They may not be as powerful as BBC, CNN or Fox News in propagating hate. Neither can they beat Aljazeera as an underground Western Media, while posing as a ‘Muslim and Arab friendly Media’. But considering their numbers in millions, they surely can turn the tide and pay the west in its own coin of ‘Hate Propaganda’, through internet.
Imagine that you are a netizen in Beijing with an account on China’s version of twitter, Weibo. And imagine that of the ten people you follow on Weibo, one of them works for Beijing’s propaganda office.
Well, that’s just what Beijing’s Vice Mayor, Lu Wei, who also happens to be the city’s propaganda chief said last Thursday, according to the Beijing News.
Lu urged the city’s 2.06 million propaganda employees, or one in ten people in Beijing, to open accounts on social media. The move, he said, would help to “spread positive energy” by influencing opinion on hot topics. Of the group, 60,000 work for the government. Two million are enlisted civilians.
Sarah Cook, a senior researcher with US-based Freedom House says despite the online propaganda army, it might not break people’s trust in social media.
[Sarah Cook, Freedom on the Net and East Asia, Freedom House]:
“If, you know, if you’re getting your news, right, from someone you know, who you know has a track record, who’ve you’ve been following for a while, who you know is a professor, you know is either an activist, or a lawyer; someone who for whatever reason you’re trusting, right, the information that they’re sharing, I don’t think that that would really change.”
Still, Cook says this group of paid propaganda workers can foster distrust.
[Sarah Cook, Freedom on the Net and East Asia, Freedom House]:
“At first when people would just write, would write comments that were very pro-government or pro Party, then they would get called out on it by the other bloggers who would basically call them the “Fifty-Cent Party” and would say, ‘Oh, you’re just shilling for the government.’ But then you start to see things that are much more insidious, where people are producing misinformation; so they’ll make up some kind of fact and say something is going on.”
Finding out how many propaganda officials are amongst them did not go down well with Chinese netizens.

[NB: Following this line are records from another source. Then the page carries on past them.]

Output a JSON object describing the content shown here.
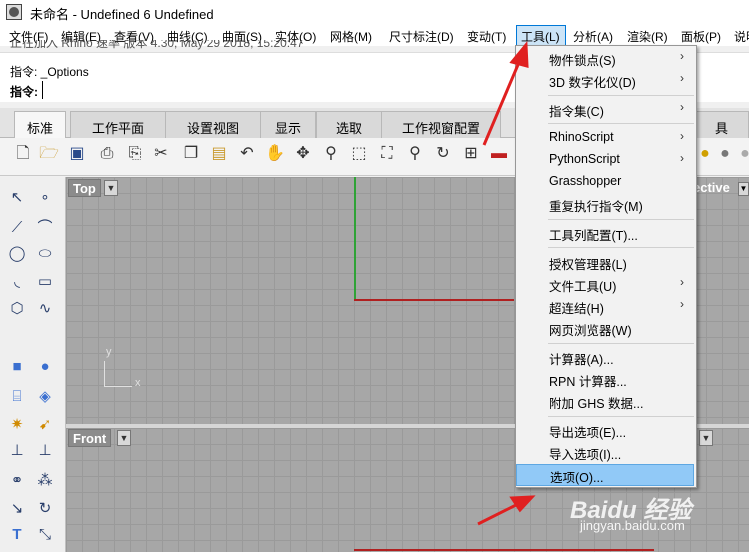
{
  "window": {
    "title": "未命名 - Undefined 6 Undefined"
  },
  "menubar": {
    "items": [
      {
        "label": "文件(F)"
      },
      {
        "label": "编辑(E)"
      },
      {
        "label": "查看(V)"
      },
      {
        "label": "曲线(C)"
      },
      {
        "label": "曲面(S)"
      },
      {
        "label": "实体(O)"
      },
      {
        "label": "网格(M)"
      },
      {
        "label": "尺寸标注(D)"
      },
      {
        "label": "变动(T)"
      },
      {
        "label": "工具(L)"
      },
      {
        "label": "分析(A)"
      },
      {
        "label": "渲染(R)"
      },
      {
        "label": "面板(P)"
      },
      {
        "label": "说明"
      }
    ],
    "active_index": 9
  },
  "command": {
    "history_partial": "正在加入 Rhino 速率 版本 4.30, May 29 2018, 15:20:47",
    "prompt1": "指令: _Options",
    "prompt2_label": "指令:",
    "input_value": ""
  },
  "tabs": [
    {
      "label": "标准",
      "active": true
    },
    {
      "label": "工作平面"
    },
    {
      "label": "设置视图"
    },
    {
      "label": "显示"
    },
    {
      "label": "选取"
    },
    {
      "label": "工作视窗配置"
    },
    {
      "label": "具"
    }
  ],
  "toolbar": {
    "icons": [
      "new-file-icon",
      "open-folder-icon",
      "save-icon",
      "print-icon",
      "import-icon",
      "cut-icon",
      "copy-icon",
      "paste-icon",
      "undo-icon",
      "pan-hand-icon",
      "rotate-view-icon",
      "zoom-icon",
      "zoom-window-icon",
      "zoom-extents-icon",
      "zoom-selected-icon",
      "zoom-dynamic-icon",
      "viewport-layout-icon",
      "car-icon",
      "sphere-icon",
      "shaded-sphere-icon",
      "rendered-sphere-icon"
    ]
  },
  "sidebar": {
    "icons": [
      "select-arrow-icon",
      "point-icon",
      "polyline-icon",
      "curve-pts-icon",
      "circle-icon",
      "ellipse-icon",
      "arc-icon",
      "rectangle-icon",
      "polygon-icon",
      "free-curve-icon",
      "box-icon",
      "sphere-solid-icon",
      "surface-icon",
      "extrude-icon",
      "cylinder-icon",
      "lofted-icon",
      "gear-icon",
      "arrow-tool-icon",
      "move-icon",
      "boolean-icon",
      "group-icon",
      "points-icon",
      "fillet-icon",
      "blend-icon",
      "text-icon",
      "transform-icon"
    ]
  },
  "viewports": {
    "top": {
      "label": "Top",
      "axis_x": "x",
      "axis_y": "y"
    },
    "front": {
      "label": "Front"
    },
    "perspective": {
      "label": "ective"
    }
  },
  "dropdown": {
    "items": [
      {
        "label": "物件锁点(S)",
        "submenu": true
      },
      {
        "label": "3D 数字化仪(D)",
        "submenu": true
      },
      {
        "separator": true
      },
      {
        "label": "指令集(C)",
        "submenu": true
      },
      {
        "separator": true
      },
      {
        "label": "RhinoScript",
        "submenu": true
      },
      {
        "label": "PythonScript",
        "submenu": true
      },
      {
        "label": "Grasshopper"
      },
      {
        "label": "重复执行指令(M)"
      },
      {
        "separator": true
      },
      {
        "label": "工具列配置(T)..."
      },
      {
        "separator": true
      },
      {
        "label": "授权管理器(L)"
      },
      {
        "label": "文件工具(U)",
        "submenu": true
      },
      {
        "label": "超连结(H)",
        "submenu": true
      },
      {
        "label": "网页浏览器(W)"
      },
      {
        "separator": true
      },
      {
        "label": "计算器(A)..."
      },
      {
        "label": "RPN 计算器..."
      },
      {
        "label": "附加 GHS 数据..."
      },
      {
        "separator": true
      },
      {
        "label": "导出选项(E)..."
      },
      {
        "label": "导入选项(I)..."
      },
      {
        "label": "选项(O)...",
        "highlighted": true
      }
    ],
    "arrow_glyph": "›"
  },
  "watermark": {
    "logo": "Baidu 经验",
    "url": "jingyan.baidu.com"
  },
  "colors": {
    "viewport_bg": "#a7a7a7",
    "axis_green": "#2fa336",
    "axis_red": "#b02020",
    "highlight": "#91c9f7",
    "annotation_red": "#e02020"
  }
}
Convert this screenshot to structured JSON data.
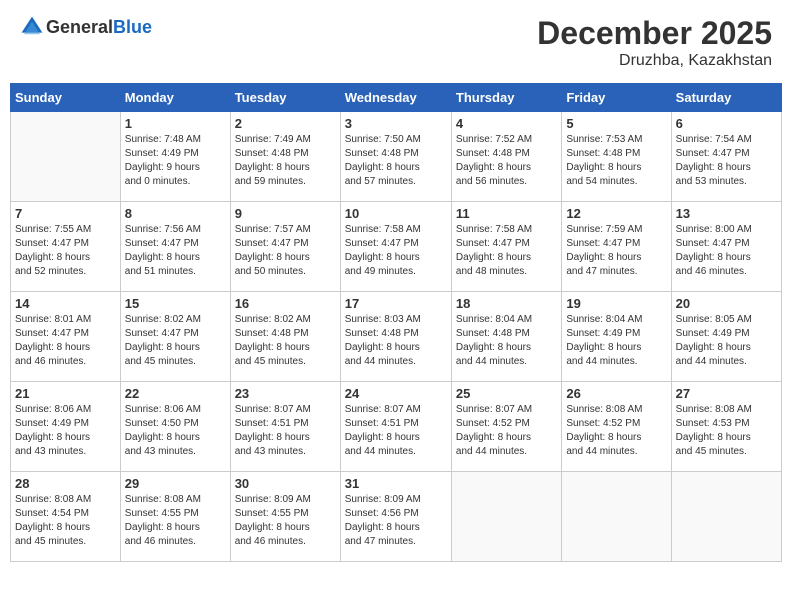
{
  "header": {
    "logo_general": "General",
    "logo_blue": "Blue",
    "month_title": "December 2025",
    "location": "Druzhba, Kazakhstan"
  },
  "days_of_week": [
    "Sunday",
    "Monday",
    "Tuesday",
    "Wednesday",
    "Thursday",
    "Friday",
    "Saturday"
  ],
  "weeks": [
    [
      {
        "day": "",
        "info": ""
      },
      {
        "day": "1",
        "info": "Sunrise: 7:48 AM\nSunset: 4:49 PM\nDaylight: 9 hours\nand 0 minutes."
      },
      {
        "day": "2",
        "info": "Sunrise: 7:49 AM\nSunset: 4:48 PM\nDaylight: 8 hours\nand 59 minutes."
      },
      {
        "day": "3",
        "info": "Sunrise: 7:50 AM\nSunset: 4:48 PM\nDaylight: 8 hours\nand 57 minutes."
      },
      {
        "day": "4",
        "info": "Sunrise: 7:52 AM\nSunset: 4:48 PM\nDaylight: 8 hours\nand 56 minutes."
      },
      {
        "day": "5",
        "info": "Sunrise: 7:53 AM\nSunset: 4:48 PM\nDaylight: 8 hours\nand 54 minutes."
      },
      {
        "day": "6",
        "info": "Sunrise: 7:54 AM\nSunset: 4:47 PM\nDaylight: 8 hours\nand 53 minutes."
      }
    ],
    [
      {
        "day": "7",
        "info": "Sunrise: 7:55 AM\nSunset: 4:47 PM\nDaylight: 8 hours\nand 52 minutes."
      },
      {
        "day": "8",
        "info": "Sunrise: 7:56 AM\nSunset: 4:47 PM\nDaylight: 8 hours\nand 51 minutes."
      },
      {
        "day": "9",
        "info": "Sunrise: 7:57 AM\nSunset: 4:47 PM\nDaylight: 8 hours\nand 50 minutes."
      },
      {
        "day": "10",
        "info": "Sunrise: 7:58 AM\nSunset: 4:47 PM\nDaylight: 8 hours\nand 49 minutes."
      },
      {
        "day": "11",
        "info": "Sunrise: 7:58 AM\nSunset: 4:47 PM\nDaylight: 8 hours\nand 48 minutes."
      },
      {
        "day": "12",
        "info": "Sunrise: 7:59 AM\nSunset: 4:47 PM\nDaylight: 8 hours\nand 47 minutes."
      },
      {
        "day": "13",
        "info": "Sunrise: 8:00 AM\nSunset: 4:47 PM\nDaylight: 8 hours\nand 46 minutes."
      }
    ],
    [
      {
        "day": "14",
        "info": "Sunrise: 8:01 AM\nSunset: 4:47 PM\nDaylight: 8 hours\nand 46 minutes."
      },
      {
        "day": "15",
        "info": "Sunrise: 8:02 AM\nSunset: 4:47 PM\nDaylight: 8 hours\nand 45 minutes."
      },
      {
        "day": "16",
        "info": "Sunrise: 8:02 AM\nSunset: 4:48 PM\nDaylight: 8 hours\nand 45 minutes."
      },
      {
        "day": "17",
        "info": "Sunrise: 8:03 AM\nSunset: 4:48 PM\nDaylight: 8 hours\nand 44 minutes."
      },
      {
        "day": "18",
        "info": "Sunrise: 8:04 AM\nSunset: 4:48 PM\nDaylight: 8 hours\nand 44 minutes."
      },
      {
        "day": "19",
        "info": "Sunrise: 8:04 AM\nSunset: 4:49 PM\nDaylight: 8 hours\nand 44 minutes."
      },
      {
        "day": "20",
        "info": "Sunrise: 8:05 AM\nSunset: 4:49 PM\nDaylight: 8 hours\nand 44 minutes."
      }
    ],
    [
      {
        "day": "21",
        "info": "Sunrise: 8:06 AM\nSunset: 4:49 PM\nDaylight: 8 hours\nand 43 minutes."
      },
      {
        "day": "22",
        "info": "Sunrise: 8:06 AM\nSunset: 4:50 PM\nDaylight: 8 hours\nand 43 minutes."
      },
      {
        "day": "23",
        "info": "Sunrise: 8:07 AM\nSunset: 4:51 PM\nDaylight: 8 hours\nand 43 minutes."
      },
      {
        "day": "24",
        "info": "Sunrise: 8:07 AM\nSunset: 4:51 PM\nDaylight: 8 hours\nand 44 minutes."
      },
      {
        "day": "25",
        "info": "Sunrise: 8:07 AM\nSunset: 4:52 PM\nDaylight: 8 hours\nand 44 minutes."
      },
      {
        "day": "26",
        "info": "Sunrise: 8:08 AM\nSunset: 4:52 PM\nDaylight: 8 hours\nand 44 minutes."
      },
      {
        "day": "27",
        "info": "Sunrise: 8:08 AM\nSunset: 4:53 PM\nDaylight: 8 hours\nand 45 minutes."
      }
    ],
    [
      {
        "day": "28",
        "info": "Sunrise: 8:08 AM\nSunset: 4:54 PM\nDaylight: 8 hours\nand 45 minutes."
      },
      {
        "day": "29",
        "info": "Sunrise: 8:08 AM\nSunset: 4:55 PM\nDaylight: 8 hours\nand 46 minutes."
      },
      {
        "day": "30",
        "info": "Sunrise: 8:09 AM\nSunset: 4:55 PM\nDaylight: 8 hours\nand 46 minutes."
      },
      {
        "day": "31",
        "info": "Sunrise: 8:09 AM\nSunset: 4:56 PM\nDaylight: 8 hours\nand 47 minutes."
      },
      {
        "day": "",
        "info": ""
      },
      {
        "day": "",
        "info": ""
      },
      {
        "day": "",
        "info": ""
      }
    ]
  ]
}
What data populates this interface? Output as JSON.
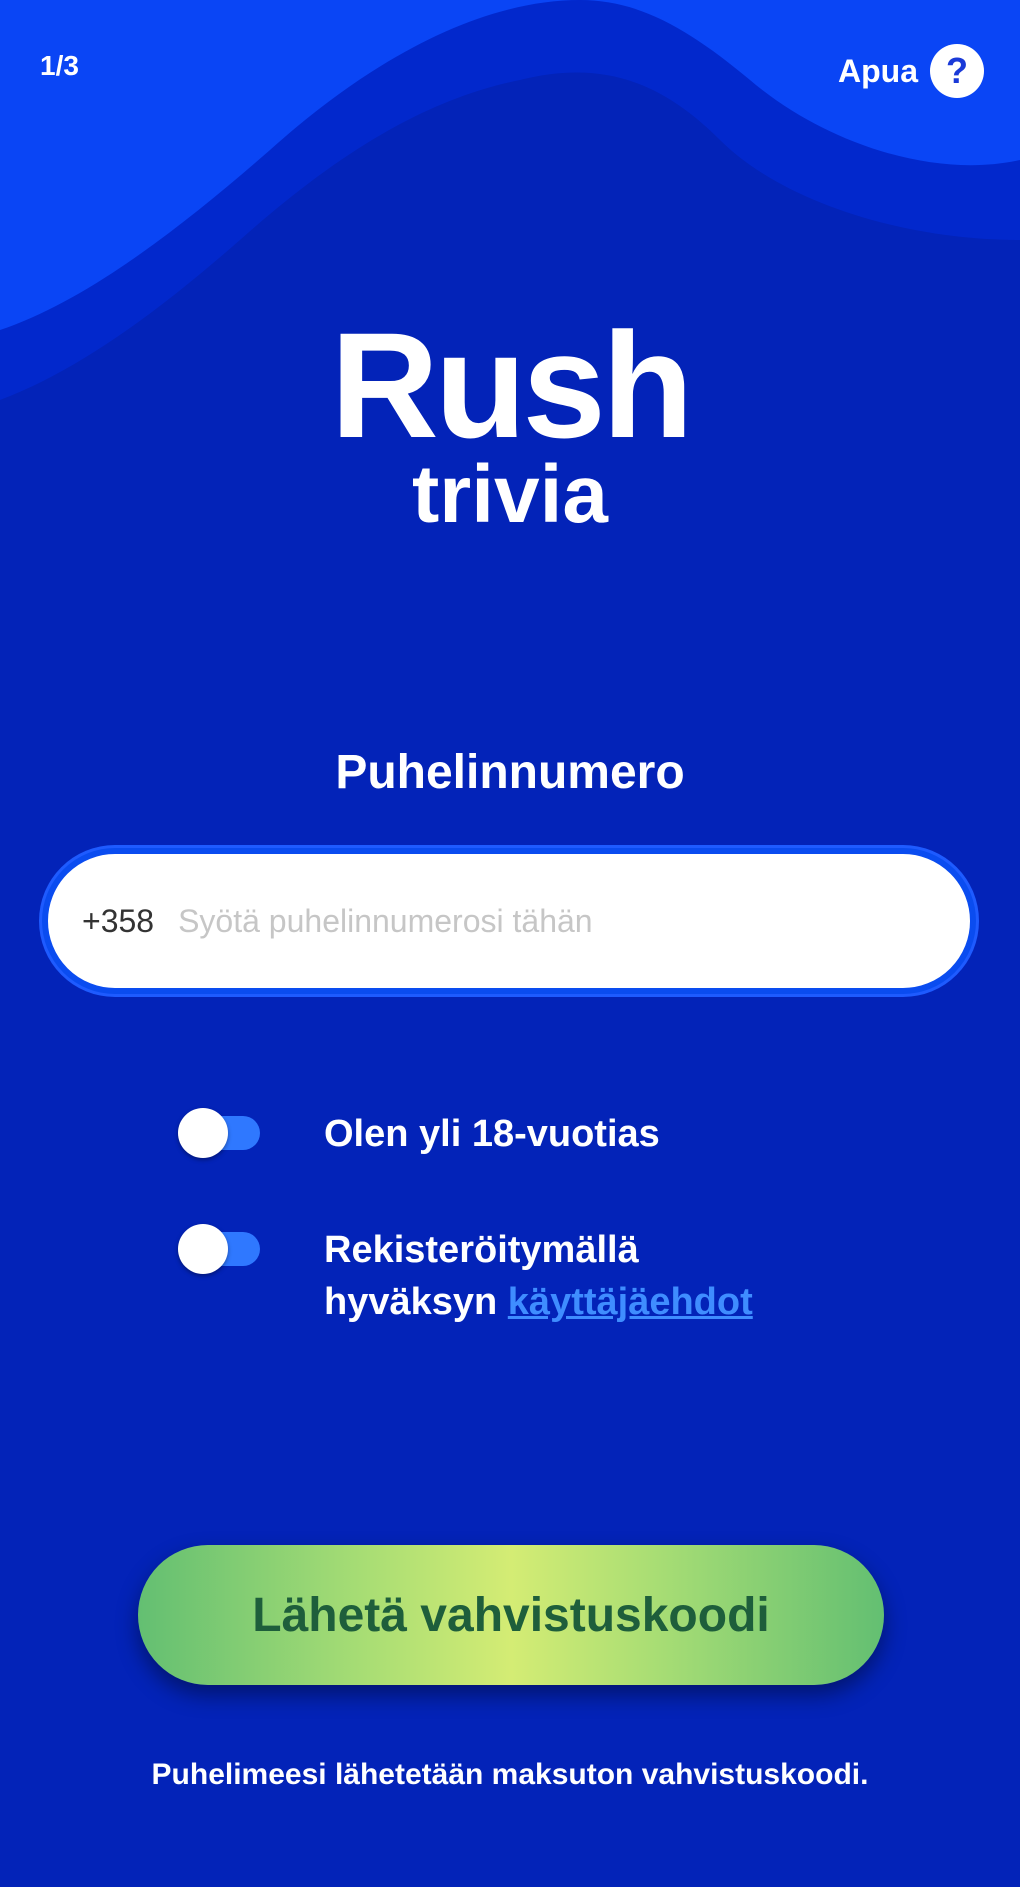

According to the Chinese edition of the Epoch Times newspaper, one blogger wrote “So horrible! One tenth of Beijing’s population are propaganda workers.”
And it can’t be cheap to maintain this large group of people. Referring to the “Fifty-Cent Party”, another blogger wrote “No wonder we have such high taxes!”
The number 2.06 million has now been censored on Weibo. That’s the same with comments relating to the Beijing News article.